Hurricane Harvey’s Category 4 winds, along with a 6-foot storm surge, met their match in the backyard of Farley Boat Works. While countless boats across the island were strewn far from their moorings by the hurricane or sunk in waterways, a 60-foot schooner named Lydia Ann moved less than a foot in its construction cradle, its hull, deck and “doghouse” cabin largely intact.
Farley Boat Works, a living museum near Port Aransas’ downtown, highlights the legacy of the Farley brothers, builders of classic tarpon boats that supported the town’s chief industry, deep-sea fishing, from 1915 to 1970. The museum’s sheds mostly survived Harvey, as did the 1940s-era Tina, a tarpon skiff on display with photographs of President Franklin Roosevelt’s 1937 fishing expedition in a similar craft.
Opened in 2011 as an affiliate of the Port Aransas Museum, Farley’s modest complex doubles as a laboratory for building traditional wooden boats, the 100th of which will be launched in mid-June. Shop Manager Frank Coletta oversees amateur boat makers, ranging from retirees to teenagers, in projects that may take a couple of weeks, several months or, in the case of Lydia Ann, multiple years.

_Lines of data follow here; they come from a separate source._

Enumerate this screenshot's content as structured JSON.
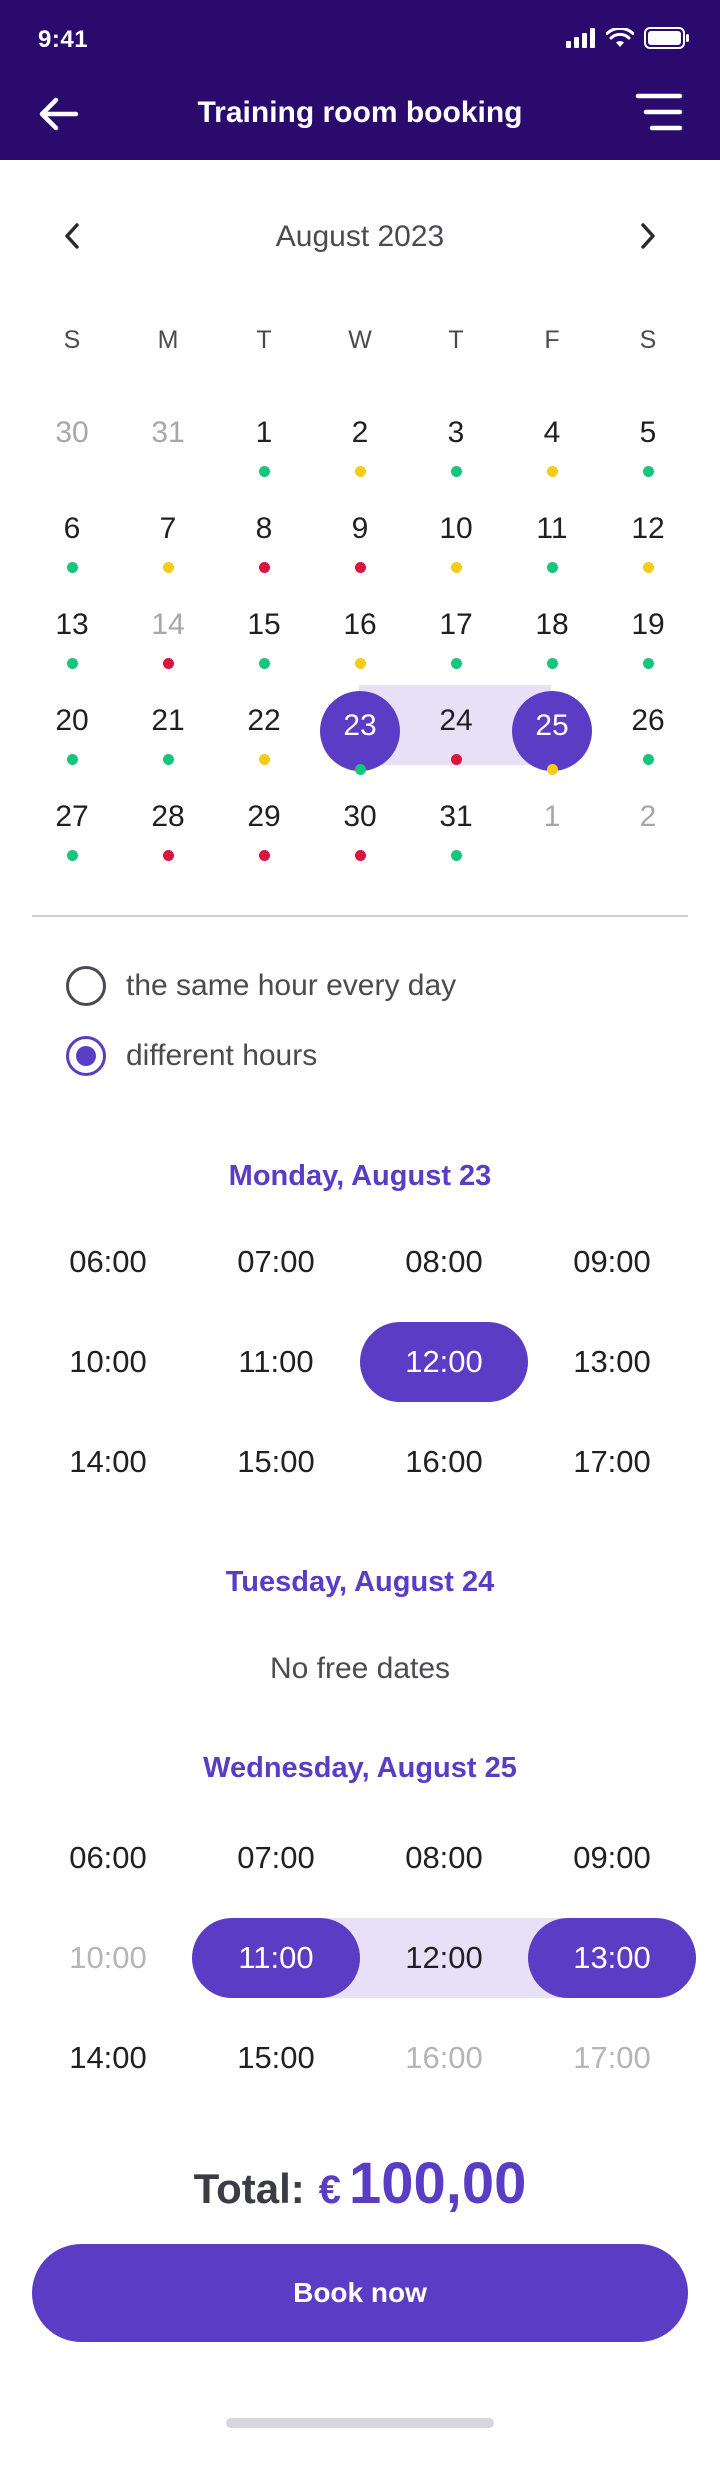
{
  "status_bar": {
    "time": "9:41"
  },
  "header": {
    "title": "Training room booking"
  },
  "calendar": {
    "month_label": "August 2023",
    "weekdays": [
      "S",
      "M",
      "T",
      "W",
      "T",
      "F",
      "S"
    ],
    "weeks": [
      [
        {
          "day": "30",
          "muted": true
        },
        {
          "day": "31",
          "muted": true
        },
        {
          "day": "1",
          "dot": "green"
        },
        {
          "day": "2",
          "dot": "yellow"
        },
        {
          "day": "3",
          "dot": "green"
        },
        {
          "day": "4",
          "dot": "yellow"
        },
        {
          "day": "5",
          "dot": "green"
        }
      ],
      [
        {
          "day": "6",
          "dot": "green"
        },
        {
          "day": "7",
          "dot": "yellow"
        },
        {
          "day": "8",
          "dot": "red"
        },
        {
          "day": "9",
          "dot": "red"
        },
        {
          "day": "10",
          "dot": "yellow"
        },
        {
          "day": "11",
          "dot": "green"
        },
        {
          "day": "12",
          "dot": "yellow"
        }
      ],
      [
        {
          "day": "13",
          "dot": "green"
        },
        {
          "day": "14",
          "muted": true,
          "dot": "red"
        },
        {
          "day": "15",
          "dot": "green"
        },
        {
          "day": "16",
          "dot": "yellow"
        },
        {
          "day": "17",
          "dot": "green"
        },
        {
          "day": "18",
          "dot": "green"
        },
        {
          "day": "19",
          "dot": "green"
        }
      ],
      [
        {
          "day": "20",
          "dot": "green"
        },
        {
          "day": "21",
          "dot": "green"
        },
        {
          "day": "22",
          "dot": "yellow"
        },
        {
          "day": "23",
          "selected": true,
          "dot": "green"
        },
        {
          "day": "24",
          "dot": "red"
        },
        {
          "day": "25",
          "selected": true,
          "dot": "yellow"
        },
        {
          "day": "26",
          "dot": "green"
        }
      ],
      [
        {
          "day": "27",
          "dot": "green"
        },
        {
          "day": "28",
          "dot": "red"
        },
        {
          "day": "29",
          "dot": "red"
        },
        {
          "day": "30",
          "dot": "red"
        },
        {
          "day": "31",
          "dot": "green"
        },
        {
          "day": "1",
          "muted": true
        },
        {
          "day": "2",
          "muted": true
        }
      ]
    ]
  },
  "colors": {
    "header_bg": "#2b0a6e",
    "accent": "#5b3cc4",
    "range_bg": "#e8e0f7",
    "dot_green": "#12c77a",
    "dot_yellow": "#f5cc16",
    "dot_red": "#d9163f"
  },
  "hour_mode": {
    "options": [
      {
        "label": "the same hour every day",
        "checked": false
      },
      {
        "label": "different hours",
        "checked": true
      }
    ]
  },
  "schedule": [
    {
      "heading": "Monday, August 23",
      "slots": [
        {
          "time": "06:00"
        },
        {
          "time": "07:00"
        },
        {
          "time": "08:00"
        },
        {
          "time": "09:00"
        },
        {
          "time": "10:00"
        },
        {
          "time": "11:00"
        },
        {
          "time": "12:00",
          "selected": true
        },
        {
          "time": "13:00"
        },
        {
          "time": "14:00"
        },
        {
          "time": "15:00"
        },
        {
          "time": "16:00"
        },
        {
          "time": "17:00"
        }
      ]
    },
    {
      "heading": "Tuesday, August 24",
      "empty_text": "No free dates"
    },
    {
      "heading": "Wednesday, August 25",
      "slots": [
        {
          "time": "06:00"
        },
        {
          "time": "07:00"
        },
        {
          "time": "08:00"
        },
        {
          "time": "09:00"
        },
        {
          "time": "10:00",
          "disabled": true
        },
        {
          "time": "11:00",
          "selected": true
        },
        {
          "time": "12:00",
          "in_range": true
        },
        {
          "time": "13:00",
          "selected": true
        },
        {
          "time": "14:00"
        },
        {
          "time": "15:00"
        },
        {
          "time": "16:00",
          "disabled": true
        },
        {
          "time": "17:00",
          "disabled": true
        }
      ]
    }
  ],
  "total": {
    "label": "Total:",
    "currency": "€",
    "amount": "100,00"
  },
  "book_button": {
    "label": "Book now"
  }
}
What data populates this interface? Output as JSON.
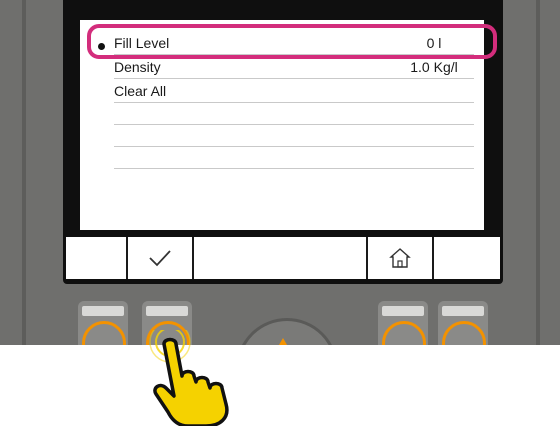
{
  "menu": {
    "items": [
      {
        "label": "Fill Level",
        "value": "0 l",
        "selected": true
      },
      {
        "label": "Density",
        "value": "1.0 Kg/l",
        "selected": false
      },
      {
        "label": "Clear All",
        "value": "",
        "selected": false
      }
    ]
  },
  "softkeys": [
    {
      "icon": ""
    },
    {
      "icon": "checkmark-icon"
    },
    {
      "icon": ""
    },
    {
      "icon": "home-icon"
    },
    {
      "icon": ""
    }
  ],
  "colors": {
    "highlight": "#d32d7c",
    "accent_orange": "#f39200",
    "hand": "#f5d200",
    "housing": "#6f6f6d"
  }
}
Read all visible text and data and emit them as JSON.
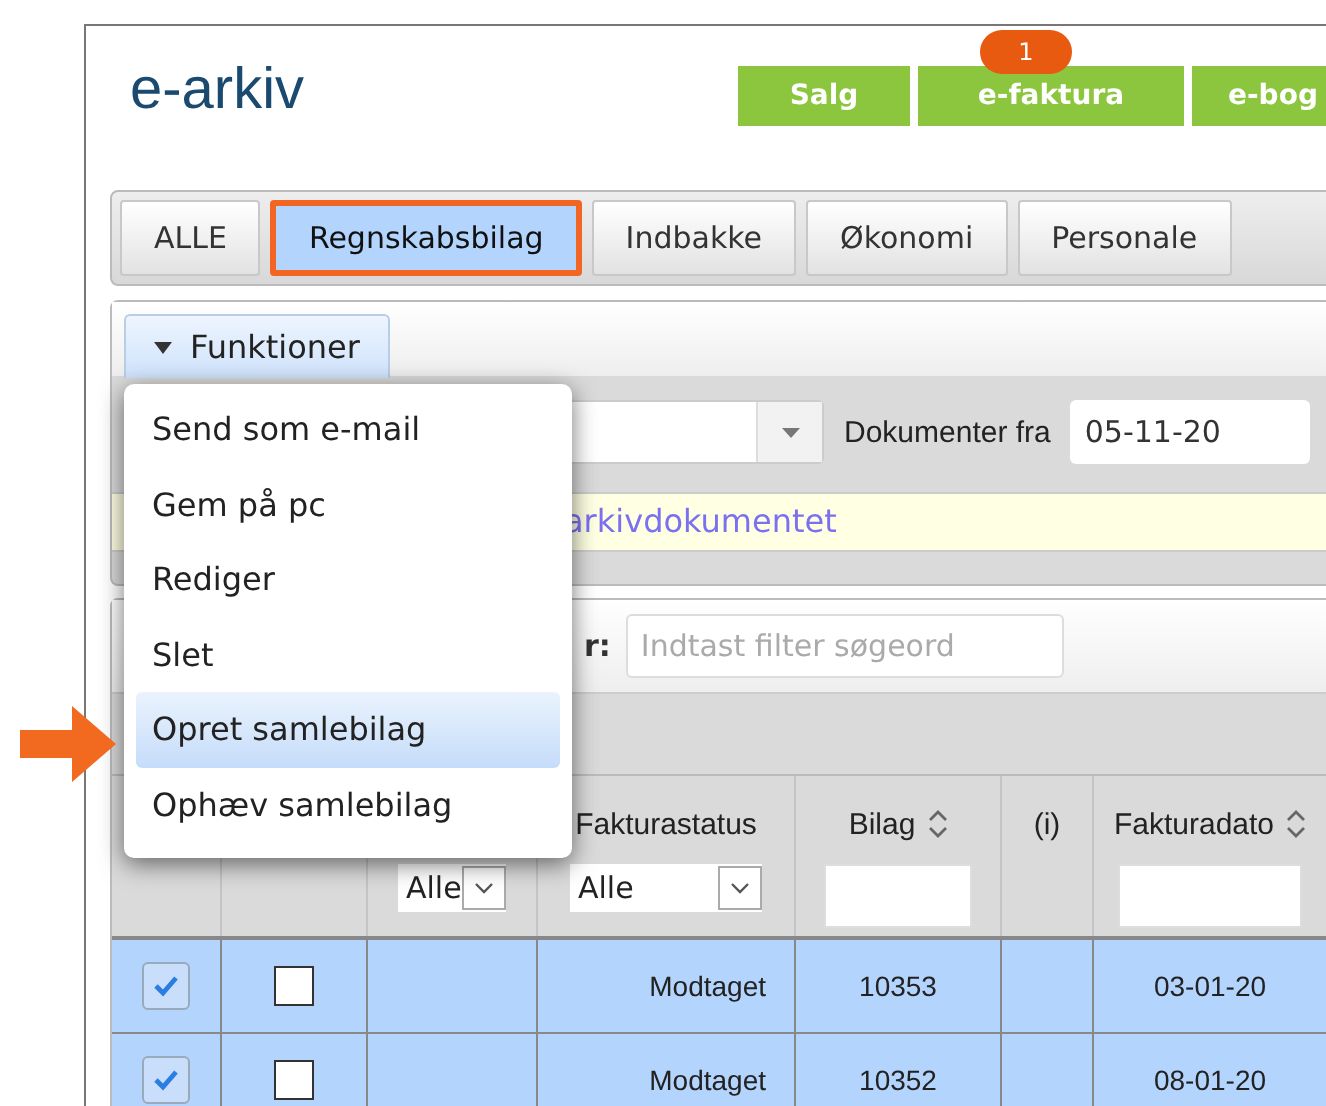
{
  "app_title": "e-arkiv",
  "top_buttons": [
    {
      "label": "Salg"
    },
    {
      "label": "e-faktura",
      "badge": "1"
    },
    {
      "label": "e-bog"
    }
  ],
  "tabs": [
    {
      "label": "ALLE",
      "selected": false
    },
    {
      "label": "Regnskabsbilag",
      "selected": true
    },
    {
      "label": "Indbakke",
      "selected": false
    },
    {
      "label": "Økonomi",
      "selected": false
    },
    {
      "label": "Personale",
      "selected": false
    }
  ],
  "functions_button": "Funktioner",
  "functions_menu": [
    {
      "label": "Send som e-mail",
      "selected": false
    },
    {
      "label": "Gem på pc",
      "selected": false
    },
    {
      "label": "Rediger",
      "selected": false
    },
    {
      "label": "Slet",
      "selected": false
    },
    {
      "label": "Opret samlebilag",
      "selected": true
    },
    {
      "label": "Ophæv samlebilag",
      "selected": false
    }
  ],
  "date_filter": {
    "label": "Dokumenter fra",
    "value": "05-11-20"
  },
  "info_text": "arkivdokumentet",
  "search_filter": {
    "label": "r:",
    "placeholder": "Indtast filter søgeord"
  },
  "table": {
    "columns": [
      {
        "kind": "blank"
      },
      {
        "kind": "blank"
      },
      {
        "kind": "select",
        "value": "Alle"
      },
      {
        "kind": "select",
        "label": "Fakturastatus",
        "value": "Alle"
      },
      {
        "kind": "input",
        "label": "Bilag",
        "sortable": true
      },
      {
        "kind": "plain",
        "label": "(i)"
      },
      {
        "kind": "input",
        "label": "Fakturadato",
        "sortable": true
      }
    ],
    "rows": [
      {
        "selected": true,
        "checked": true,
        "flagged": false,
        "status": "Modtaget",
        "bilag": "10353",
        "date": "03-01-20"
      },
      {
        "selected": true,
        "checked": true,
        "flagged": false,
        "status": "Modtaget",
        "bilag": "10352",
        "date": "08-01-20"
      }
    ]
  }
}
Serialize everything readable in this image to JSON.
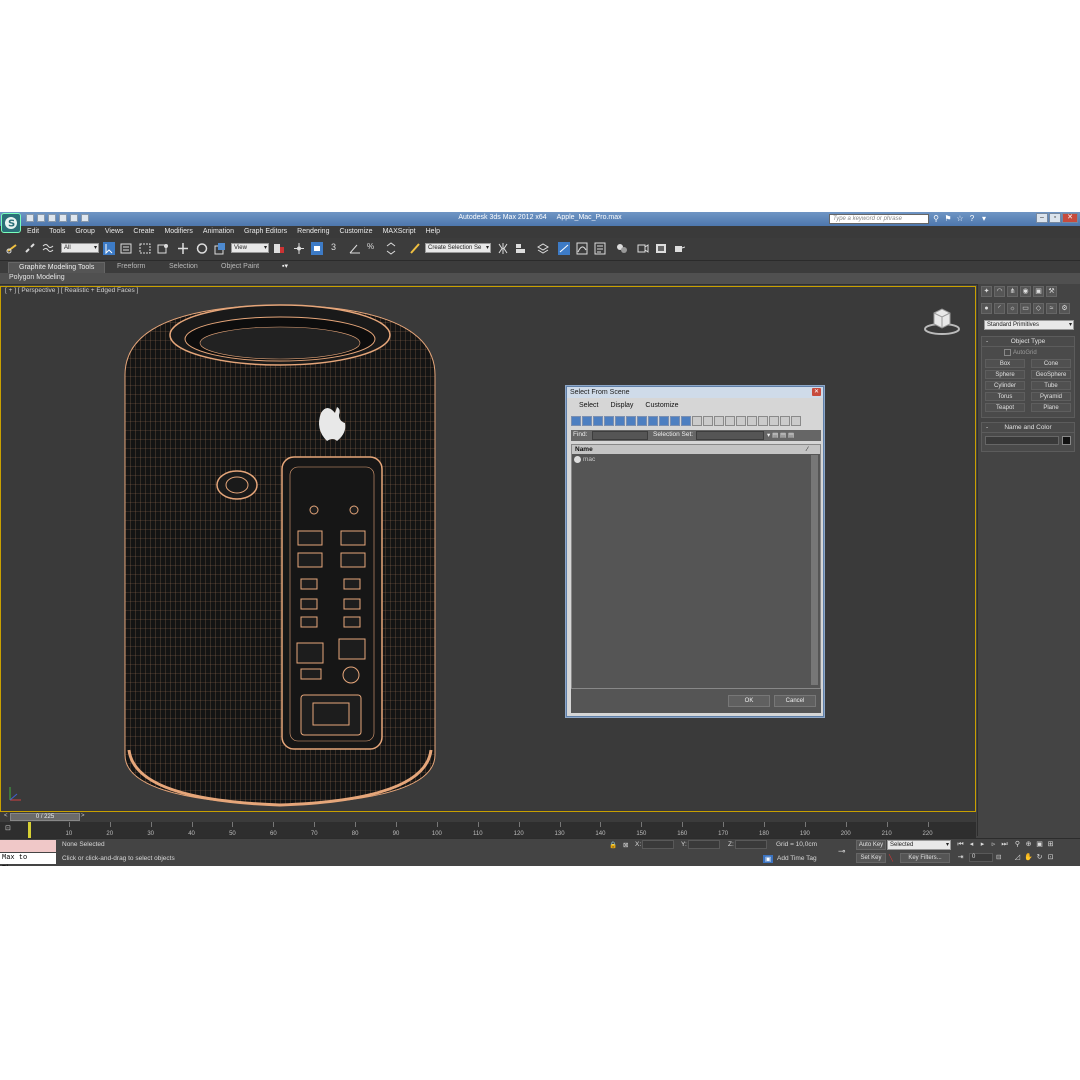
{
  "window": {
    "app_title": "Autodesk 3ds Max  2012 x64",
    "file_title": "Apple_Mac_Pro.max",
    "search_placeholder": "Type a keyword or phrase"
  },
  "menu": [
    "Edit",
    "Tools",
    "Group",
    "Views",
    "Create",
    "Modifiers",
    "Animation",
    "Graph Editors",
    "Rendering",
    "Customize",
    "MAXScript",
    "Help"
  ],
  "toolbar": {
    "selection_filter": "All",
    "ref_coord": "View",
    "snap_3": "3",
    "named_selection": "Create Selection Se"
  },
  "ribbon": {
    "tabs": [
      "Graphite Modeling Tools",
      "Freeform",
      "Selection",
      "Object Paint"
    ],
    "panel": "Polygon Modeling"
  },
  "viewport": {
    "label": "[ + ] [ Perspective ] [ Realistic + Edged Faces ]"
  },
  "command_panel": {
    "category": "Standard Primitives",
    "object_type_title": "Object Type",
    "autogrid": "AutoGrid",
    "buttons": [
      "Box",
      "Cone",
      "Sphere",
      "GeoSphere",
      "Cylinder",
      "Tube",
      "Torus",
      "Pyramid",
      "Teapot",
      "Plane"
    ],
    "name_color_title": "Name and Color"
  },
  "dialog": {
    "title": "Select From Scene",
    "menu": [
      "Select",
      "Display",
      "Customize"
    ],
    "find_label": "Find:",
    "selection_set_label": "Selection Set:",
    "column_name": "Name",
    "items": [
      "mac"
    ],
    "ok": "OK",
    "cancel": "Cancel"
  },
  "timeline": {
    "frame_indicator": "0 / 225",
    "ticks": [
      "10",
      "20",
      "30",
      "40",
      "50",
      "60",
      "70",
      "80",
      "90",
      "100",
      "110",
      "120",
      "130",
      "140",
      "150",
      "160",
      "170",
      "180",
      "190",
      "200",
      "210",
      "220"
    ]
  },
  "status": {
    "maxscript": "Max to Physc.",
    "selection": "None Selected",
    "prompt": "Click or click-and-drag to select objects",
    "x_label": "X:",
    "y_label": "Y:",
    "z_label": "Z:",
    "grid": "Grid = 10,0cm",
    "add_time_tag": "Add Time Tag",
    "auto_key": "Auto Key",
    "auto_key_mode": "Selected",
    "set_key": "Set Key",
    "key_filters": "Key Filters...",
    "frame": "0"
  },
  "colors": {
    "viewport_border": "#c8a000",
    "wire": "#e6a67a",
    "title_bar": "#5a82b6"
  }
}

Lydia Ann came to Farley because of Hurricane Ike, which blasted the upper Texas coast in 2008. The idea was to pair a replica of a Gulf Coast scow schooner with Galveston’s attractive Tall Ship Elissa, but funds were diverted to Elissa’s repair. Lydia Ann’s hull was donated to Farley in 2013. Teams of volunteers began hand-crafting the remainder of the two-mast sailing ship, based on designs discovered at the Smithsonian. The project is about 70 percent complete after a post-Harvey restart, says Coletta, with the goal of stationing a seaworthy Lydia Ann in Port Aransas’ harbor.
“Scow” schooners plied unpredictable Texas shorelines in the late 1800s, transferring cargo to and from larger sailing vessels that couldn’t attempt shallow landings.
Farley Boat Works is the sixth of eight stops on the Port Aransas Museum’s “Wonders of Port Aransas” tour of free venues. The tour also includes the repaired main museum itself, where visitors can view thousands of historic photographs online in addition to exhibits.